Naufrage de l’économie palestinienne

Les affrontements et les restrictions de déplacements, tant pour les personnes que pour les biens, causés par la crise actuelle ont accentué les difficultés économiques, déjà énormes et insurmontables, dans les territoires palestiniens. Aussi, les conséquences de cette situation sont, aujourd’hui, plus que désastreuses sur les finances de cet Etat arabe. Se penchant sur quinze mois d’Intifada, les experts de l’institution internationale dénoncent «les lourdes restrictions apportées au mouvement des biens et des travailleurs à Gaza et en Cisjordanie» qui ont provoqué «une sévère récession » dont l’ampleur effraie.
Au cours de la période sous étude, les pertes économiques résultant directement de la situation chaotique au sein des territoires palestiniens sont estimées à près de 2,4 milliards de dollars de Produit Intérieur Brut (PIB). De plus, des centaines de millions de dollars de pertes ont été provoqués par les dégâts infligés aux infrastructures, aux propriétés privées et aux terres agricoles. Depuis le début de la crise en septembre 2000, le manque à gagner pour les travailleurs palestiniens est énorme. Le revenu par tête dans les territoires a baissé de 12 % en 2000, puis de 19 % en 2001 où il est évalué par la Banque mondiale à environ 1680 dollars. Parallèlement, les pertes d’emplois en Israël, jointes aux restrictions de déplacements et aux fermetures de frontières, ont fait tripler le niveau du chômage, qui touche dorénavant un actif sur trois. Environ 75000 à 80000 palestiniens ont perdu leur emploi tant en Israël que dans les colonies juives, alors que 60000 autres postes ont été supprimés dans les territoires palestiniens du fait de l’effondrement total de la demande. Dans le même temps, des centaines de milliers de jeunes arrivaient sur le marché du travail, ce qui ne pouvait qu’aggraver davantage la situation.

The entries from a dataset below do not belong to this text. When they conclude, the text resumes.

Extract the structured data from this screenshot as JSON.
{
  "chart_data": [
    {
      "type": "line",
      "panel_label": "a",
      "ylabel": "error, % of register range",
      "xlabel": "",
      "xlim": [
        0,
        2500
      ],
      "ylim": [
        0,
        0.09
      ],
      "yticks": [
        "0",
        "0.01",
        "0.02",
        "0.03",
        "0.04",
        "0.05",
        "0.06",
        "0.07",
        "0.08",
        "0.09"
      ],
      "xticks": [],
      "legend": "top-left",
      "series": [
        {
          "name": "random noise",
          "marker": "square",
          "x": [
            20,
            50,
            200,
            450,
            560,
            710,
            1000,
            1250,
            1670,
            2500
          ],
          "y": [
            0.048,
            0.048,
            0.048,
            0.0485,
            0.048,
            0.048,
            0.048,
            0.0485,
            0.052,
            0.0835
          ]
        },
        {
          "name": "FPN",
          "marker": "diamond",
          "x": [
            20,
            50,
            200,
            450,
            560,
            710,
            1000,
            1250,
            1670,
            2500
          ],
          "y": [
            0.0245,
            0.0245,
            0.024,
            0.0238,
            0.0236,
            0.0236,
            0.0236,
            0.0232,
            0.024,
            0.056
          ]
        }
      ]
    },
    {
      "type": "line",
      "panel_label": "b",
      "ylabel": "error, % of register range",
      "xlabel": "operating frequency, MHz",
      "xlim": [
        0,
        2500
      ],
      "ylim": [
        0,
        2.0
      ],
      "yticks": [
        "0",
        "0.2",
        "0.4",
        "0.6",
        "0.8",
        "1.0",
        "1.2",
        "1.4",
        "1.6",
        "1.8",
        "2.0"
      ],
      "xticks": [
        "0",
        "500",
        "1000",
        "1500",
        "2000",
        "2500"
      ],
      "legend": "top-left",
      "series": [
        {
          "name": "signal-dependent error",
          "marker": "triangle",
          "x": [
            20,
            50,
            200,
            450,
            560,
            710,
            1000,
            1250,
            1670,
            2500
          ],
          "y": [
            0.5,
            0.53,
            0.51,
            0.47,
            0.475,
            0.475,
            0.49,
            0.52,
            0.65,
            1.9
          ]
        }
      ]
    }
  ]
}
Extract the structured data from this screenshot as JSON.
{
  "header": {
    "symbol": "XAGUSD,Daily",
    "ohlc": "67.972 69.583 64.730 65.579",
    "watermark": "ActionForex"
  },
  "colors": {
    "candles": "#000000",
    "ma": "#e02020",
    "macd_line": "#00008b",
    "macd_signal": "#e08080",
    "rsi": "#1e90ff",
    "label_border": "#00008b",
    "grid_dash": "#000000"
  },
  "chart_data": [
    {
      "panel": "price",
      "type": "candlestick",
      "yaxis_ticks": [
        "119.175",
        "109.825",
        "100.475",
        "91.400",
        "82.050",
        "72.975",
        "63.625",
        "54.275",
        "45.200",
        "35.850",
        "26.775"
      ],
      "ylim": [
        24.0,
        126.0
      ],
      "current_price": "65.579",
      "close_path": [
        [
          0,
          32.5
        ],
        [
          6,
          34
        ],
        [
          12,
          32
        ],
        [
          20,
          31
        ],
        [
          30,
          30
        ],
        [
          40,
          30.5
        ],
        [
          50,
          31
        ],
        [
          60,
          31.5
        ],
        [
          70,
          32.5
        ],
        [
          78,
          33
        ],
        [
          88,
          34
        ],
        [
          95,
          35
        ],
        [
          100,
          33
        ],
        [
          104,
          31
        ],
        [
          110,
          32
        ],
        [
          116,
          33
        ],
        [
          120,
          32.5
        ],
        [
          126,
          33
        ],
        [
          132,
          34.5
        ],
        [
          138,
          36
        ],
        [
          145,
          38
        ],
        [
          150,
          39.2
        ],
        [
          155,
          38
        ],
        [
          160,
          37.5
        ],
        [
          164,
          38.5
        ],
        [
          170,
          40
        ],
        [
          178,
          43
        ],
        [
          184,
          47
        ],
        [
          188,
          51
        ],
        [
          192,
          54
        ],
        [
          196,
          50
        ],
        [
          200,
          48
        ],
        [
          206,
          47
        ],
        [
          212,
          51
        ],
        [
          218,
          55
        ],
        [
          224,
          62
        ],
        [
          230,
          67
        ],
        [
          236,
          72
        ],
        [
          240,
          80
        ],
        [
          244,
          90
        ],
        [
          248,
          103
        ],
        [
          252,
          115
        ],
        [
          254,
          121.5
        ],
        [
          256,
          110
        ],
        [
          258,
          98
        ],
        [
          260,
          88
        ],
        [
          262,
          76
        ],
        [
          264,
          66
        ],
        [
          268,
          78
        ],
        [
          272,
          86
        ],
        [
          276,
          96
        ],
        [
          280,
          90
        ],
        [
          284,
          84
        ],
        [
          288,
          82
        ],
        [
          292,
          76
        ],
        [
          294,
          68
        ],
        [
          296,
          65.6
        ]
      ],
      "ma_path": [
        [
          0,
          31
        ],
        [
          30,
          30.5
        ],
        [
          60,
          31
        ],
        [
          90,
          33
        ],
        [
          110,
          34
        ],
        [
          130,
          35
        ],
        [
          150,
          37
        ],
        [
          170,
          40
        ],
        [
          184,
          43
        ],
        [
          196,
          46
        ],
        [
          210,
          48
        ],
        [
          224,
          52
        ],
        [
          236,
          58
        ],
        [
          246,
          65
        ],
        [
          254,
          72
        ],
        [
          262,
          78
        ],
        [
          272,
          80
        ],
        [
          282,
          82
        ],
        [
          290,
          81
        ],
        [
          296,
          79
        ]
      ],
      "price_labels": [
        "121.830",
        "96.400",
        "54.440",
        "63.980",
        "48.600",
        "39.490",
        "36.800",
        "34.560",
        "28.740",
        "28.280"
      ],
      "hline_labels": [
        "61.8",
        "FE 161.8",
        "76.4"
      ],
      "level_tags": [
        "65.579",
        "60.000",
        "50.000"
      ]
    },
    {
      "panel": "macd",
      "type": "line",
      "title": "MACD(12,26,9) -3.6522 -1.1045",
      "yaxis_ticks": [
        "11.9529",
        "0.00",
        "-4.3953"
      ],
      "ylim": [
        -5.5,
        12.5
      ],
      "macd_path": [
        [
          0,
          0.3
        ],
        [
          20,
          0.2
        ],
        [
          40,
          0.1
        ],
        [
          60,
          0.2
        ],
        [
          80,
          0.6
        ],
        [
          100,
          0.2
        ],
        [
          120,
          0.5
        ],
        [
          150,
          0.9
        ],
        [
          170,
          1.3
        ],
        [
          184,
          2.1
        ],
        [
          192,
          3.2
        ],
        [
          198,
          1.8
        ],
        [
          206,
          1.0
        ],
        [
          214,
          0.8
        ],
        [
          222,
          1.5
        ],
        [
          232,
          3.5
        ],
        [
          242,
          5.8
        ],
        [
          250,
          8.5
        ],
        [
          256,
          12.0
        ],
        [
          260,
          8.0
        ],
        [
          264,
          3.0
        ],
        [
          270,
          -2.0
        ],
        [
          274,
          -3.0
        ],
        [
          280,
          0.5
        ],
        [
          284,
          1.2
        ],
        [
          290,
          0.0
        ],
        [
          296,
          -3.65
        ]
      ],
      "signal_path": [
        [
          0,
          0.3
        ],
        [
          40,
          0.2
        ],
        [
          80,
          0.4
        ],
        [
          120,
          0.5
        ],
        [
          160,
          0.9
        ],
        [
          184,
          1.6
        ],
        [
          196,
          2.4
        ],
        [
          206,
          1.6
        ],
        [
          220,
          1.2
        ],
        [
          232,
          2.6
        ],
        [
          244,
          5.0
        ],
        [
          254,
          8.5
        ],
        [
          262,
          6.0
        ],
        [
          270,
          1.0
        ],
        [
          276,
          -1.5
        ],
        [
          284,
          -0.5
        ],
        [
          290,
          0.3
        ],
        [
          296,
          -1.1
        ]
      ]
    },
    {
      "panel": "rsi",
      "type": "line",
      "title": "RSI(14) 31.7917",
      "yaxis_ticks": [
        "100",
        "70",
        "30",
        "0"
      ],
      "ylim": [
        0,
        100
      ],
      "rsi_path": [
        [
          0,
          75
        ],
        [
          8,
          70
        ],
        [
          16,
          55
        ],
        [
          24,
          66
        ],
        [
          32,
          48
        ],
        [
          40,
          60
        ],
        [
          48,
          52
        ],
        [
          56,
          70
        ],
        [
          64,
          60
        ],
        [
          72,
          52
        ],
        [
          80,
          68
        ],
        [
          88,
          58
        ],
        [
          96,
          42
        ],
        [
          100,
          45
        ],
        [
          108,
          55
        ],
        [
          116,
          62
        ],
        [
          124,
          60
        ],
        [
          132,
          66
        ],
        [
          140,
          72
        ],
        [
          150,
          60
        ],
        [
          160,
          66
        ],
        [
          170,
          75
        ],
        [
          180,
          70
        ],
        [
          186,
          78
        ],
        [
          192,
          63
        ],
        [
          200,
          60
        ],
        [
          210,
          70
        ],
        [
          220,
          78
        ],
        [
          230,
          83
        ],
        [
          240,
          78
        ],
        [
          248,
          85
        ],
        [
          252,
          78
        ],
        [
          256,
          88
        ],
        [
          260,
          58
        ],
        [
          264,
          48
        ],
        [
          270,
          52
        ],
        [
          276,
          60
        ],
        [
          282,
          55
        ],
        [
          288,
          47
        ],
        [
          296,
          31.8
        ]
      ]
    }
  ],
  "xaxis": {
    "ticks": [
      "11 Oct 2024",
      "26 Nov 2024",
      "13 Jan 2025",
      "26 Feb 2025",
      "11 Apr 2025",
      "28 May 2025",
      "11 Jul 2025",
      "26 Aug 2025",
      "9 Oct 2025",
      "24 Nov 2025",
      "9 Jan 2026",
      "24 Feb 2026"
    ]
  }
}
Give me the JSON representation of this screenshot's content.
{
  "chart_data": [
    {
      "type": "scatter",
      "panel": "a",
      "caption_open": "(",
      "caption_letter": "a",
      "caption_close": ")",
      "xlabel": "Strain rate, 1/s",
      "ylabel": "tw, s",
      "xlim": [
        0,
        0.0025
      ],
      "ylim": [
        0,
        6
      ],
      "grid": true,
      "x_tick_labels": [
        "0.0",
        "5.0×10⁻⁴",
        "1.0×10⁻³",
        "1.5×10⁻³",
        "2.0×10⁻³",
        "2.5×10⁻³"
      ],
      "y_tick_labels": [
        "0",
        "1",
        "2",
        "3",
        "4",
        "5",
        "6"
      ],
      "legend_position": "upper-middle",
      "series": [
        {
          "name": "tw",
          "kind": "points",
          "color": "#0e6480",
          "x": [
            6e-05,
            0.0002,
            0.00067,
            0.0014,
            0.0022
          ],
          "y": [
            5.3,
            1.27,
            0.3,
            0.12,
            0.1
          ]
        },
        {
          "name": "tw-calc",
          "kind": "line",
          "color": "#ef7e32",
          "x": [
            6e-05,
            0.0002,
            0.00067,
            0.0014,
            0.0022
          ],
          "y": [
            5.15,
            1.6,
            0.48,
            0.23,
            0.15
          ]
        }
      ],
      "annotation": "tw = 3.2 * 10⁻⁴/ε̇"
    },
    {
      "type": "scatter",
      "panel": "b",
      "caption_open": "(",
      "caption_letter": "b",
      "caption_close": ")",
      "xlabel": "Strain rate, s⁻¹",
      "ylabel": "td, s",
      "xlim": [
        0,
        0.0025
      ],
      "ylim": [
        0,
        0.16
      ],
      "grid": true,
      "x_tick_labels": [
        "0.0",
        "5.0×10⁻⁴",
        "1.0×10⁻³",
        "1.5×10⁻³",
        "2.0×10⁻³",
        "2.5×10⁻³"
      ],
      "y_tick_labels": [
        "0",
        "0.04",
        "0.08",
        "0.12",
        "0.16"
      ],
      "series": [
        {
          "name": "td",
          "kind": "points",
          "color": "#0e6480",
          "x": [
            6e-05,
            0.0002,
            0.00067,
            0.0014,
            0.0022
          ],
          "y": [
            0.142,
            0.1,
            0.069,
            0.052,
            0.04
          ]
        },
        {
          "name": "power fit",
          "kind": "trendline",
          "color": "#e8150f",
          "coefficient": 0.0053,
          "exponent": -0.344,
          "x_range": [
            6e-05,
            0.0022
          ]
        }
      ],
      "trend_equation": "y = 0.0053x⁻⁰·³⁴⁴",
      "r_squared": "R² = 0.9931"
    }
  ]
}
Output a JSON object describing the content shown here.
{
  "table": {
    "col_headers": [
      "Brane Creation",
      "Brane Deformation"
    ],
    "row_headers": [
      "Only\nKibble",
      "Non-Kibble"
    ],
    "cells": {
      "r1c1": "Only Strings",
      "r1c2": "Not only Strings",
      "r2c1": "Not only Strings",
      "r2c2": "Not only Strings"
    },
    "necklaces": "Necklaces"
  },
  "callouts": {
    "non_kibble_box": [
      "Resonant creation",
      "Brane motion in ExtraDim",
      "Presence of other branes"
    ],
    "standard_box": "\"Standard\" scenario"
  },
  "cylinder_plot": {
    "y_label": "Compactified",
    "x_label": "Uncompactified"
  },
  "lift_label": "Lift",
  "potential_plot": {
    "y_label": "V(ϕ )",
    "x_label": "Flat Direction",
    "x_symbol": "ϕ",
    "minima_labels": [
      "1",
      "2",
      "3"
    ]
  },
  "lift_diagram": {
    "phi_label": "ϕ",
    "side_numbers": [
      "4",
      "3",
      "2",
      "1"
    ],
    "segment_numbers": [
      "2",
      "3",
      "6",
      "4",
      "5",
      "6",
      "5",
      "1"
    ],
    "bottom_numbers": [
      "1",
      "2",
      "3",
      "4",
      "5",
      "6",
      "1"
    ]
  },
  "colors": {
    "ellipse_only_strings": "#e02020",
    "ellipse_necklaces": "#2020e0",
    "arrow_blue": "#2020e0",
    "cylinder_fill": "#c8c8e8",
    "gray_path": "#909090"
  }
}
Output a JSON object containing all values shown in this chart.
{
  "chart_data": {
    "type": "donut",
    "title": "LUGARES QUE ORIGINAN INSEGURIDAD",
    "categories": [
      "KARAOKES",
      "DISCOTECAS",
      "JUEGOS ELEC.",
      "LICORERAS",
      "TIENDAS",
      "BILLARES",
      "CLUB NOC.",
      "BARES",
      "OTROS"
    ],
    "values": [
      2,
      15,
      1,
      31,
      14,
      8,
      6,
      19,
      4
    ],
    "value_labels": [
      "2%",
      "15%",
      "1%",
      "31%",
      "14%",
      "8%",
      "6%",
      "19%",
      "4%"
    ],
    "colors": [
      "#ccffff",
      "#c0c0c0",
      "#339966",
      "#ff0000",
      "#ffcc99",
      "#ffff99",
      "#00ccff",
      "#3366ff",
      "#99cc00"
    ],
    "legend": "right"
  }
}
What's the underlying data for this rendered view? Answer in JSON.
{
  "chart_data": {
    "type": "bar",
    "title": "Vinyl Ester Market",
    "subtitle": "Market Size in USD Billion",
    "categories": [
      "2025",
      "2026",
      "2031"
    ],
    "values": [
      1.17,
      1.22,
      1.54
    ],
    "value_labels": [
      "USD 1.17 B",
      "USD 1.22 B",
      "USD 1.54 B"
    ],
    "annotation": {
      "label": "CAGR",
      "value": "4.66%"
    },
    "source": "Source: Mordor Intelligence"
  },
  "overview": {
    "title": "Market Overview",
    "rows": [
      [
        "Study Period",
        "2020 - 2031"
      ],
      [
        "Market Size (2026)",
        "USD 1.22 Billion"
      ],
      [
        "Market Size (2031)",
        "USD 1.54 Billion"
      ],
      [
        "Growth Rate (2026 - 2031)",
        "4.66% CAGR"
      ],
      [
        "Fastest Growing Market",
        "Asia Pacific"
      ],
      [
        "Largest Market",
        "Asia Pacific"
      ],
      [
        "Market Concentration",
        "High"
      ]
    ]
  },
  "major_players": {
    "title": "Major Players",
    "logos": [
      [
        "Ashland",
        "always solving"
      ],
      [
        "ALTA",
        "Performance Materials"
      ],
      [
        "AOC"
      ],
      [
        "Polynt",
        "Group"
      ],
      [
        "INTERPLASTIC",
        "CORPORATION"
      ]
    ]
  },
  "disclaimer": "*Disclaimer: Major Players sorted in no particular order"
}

En raison de la dépendance économique des territoires palestiniens de l’économie israélienne, le chômage affecte directement les revenus d’au moins le tiers de la population palestinienne.
Le nombre de personnes vivant désormais au-dessous du minimum vital a augmenté de 50 %. Près de 1,5 million de la population palestinienne vivent avec 2 dollars par jour, dépensé en achats de biens de première nécessité.
Par ailleurs, les experts de l’institution internationale tirer la sonnette d’alarme sur les finances de l’Etat palestinien qui a vu ses recettes fondre de 80% par rapport à leur niveau d’avant décembre 2000.
«L’autorité palestinienne est concrètement en faillite», affirme la banque. En effet, les 90 millions de dollars de recettes mensuelles qu’avait prévu l’autorité palestinienne dans son budget de 2001 n’atteignent même pas, aujourd’hui, les 20 millions de dollars. Pour cause, la banque mondiale avance qu’ «en temps normal, environ les deux tiers des réserves de l’autorité viennent des taxes perçues en son nom par les israéliens. Or, ces derniers ne leur ont rien reversé depuis décembre 2000».
L’effondrement complet de l’économie palestinienne au cours de cette période a pourtant été évité grâce à la bonne gestion de la situation par l’autorité palestinienne mais aussi, et essentiellement, grâce à un soutien exceptionnel de la Ligue Arabe et de l’Union Européenne qui ont, en moyenne, versé chaque mois, respectivement, 45 millions de dollars et 9 millions de dollars.
La Banque affirme que « sans l’intervention des donateurs, et en particulier des membres de la Ligue Arabe et de l’Union Européenne, tout semblant d’économie moderne aurait aujourd’hui disparu». La Banque mondiale appelle tous les pays à soutenir l’économie palestinienne en mettant en place « un programme d’urgence» d’aide financière. Sans cela l’économie palestinienne périra.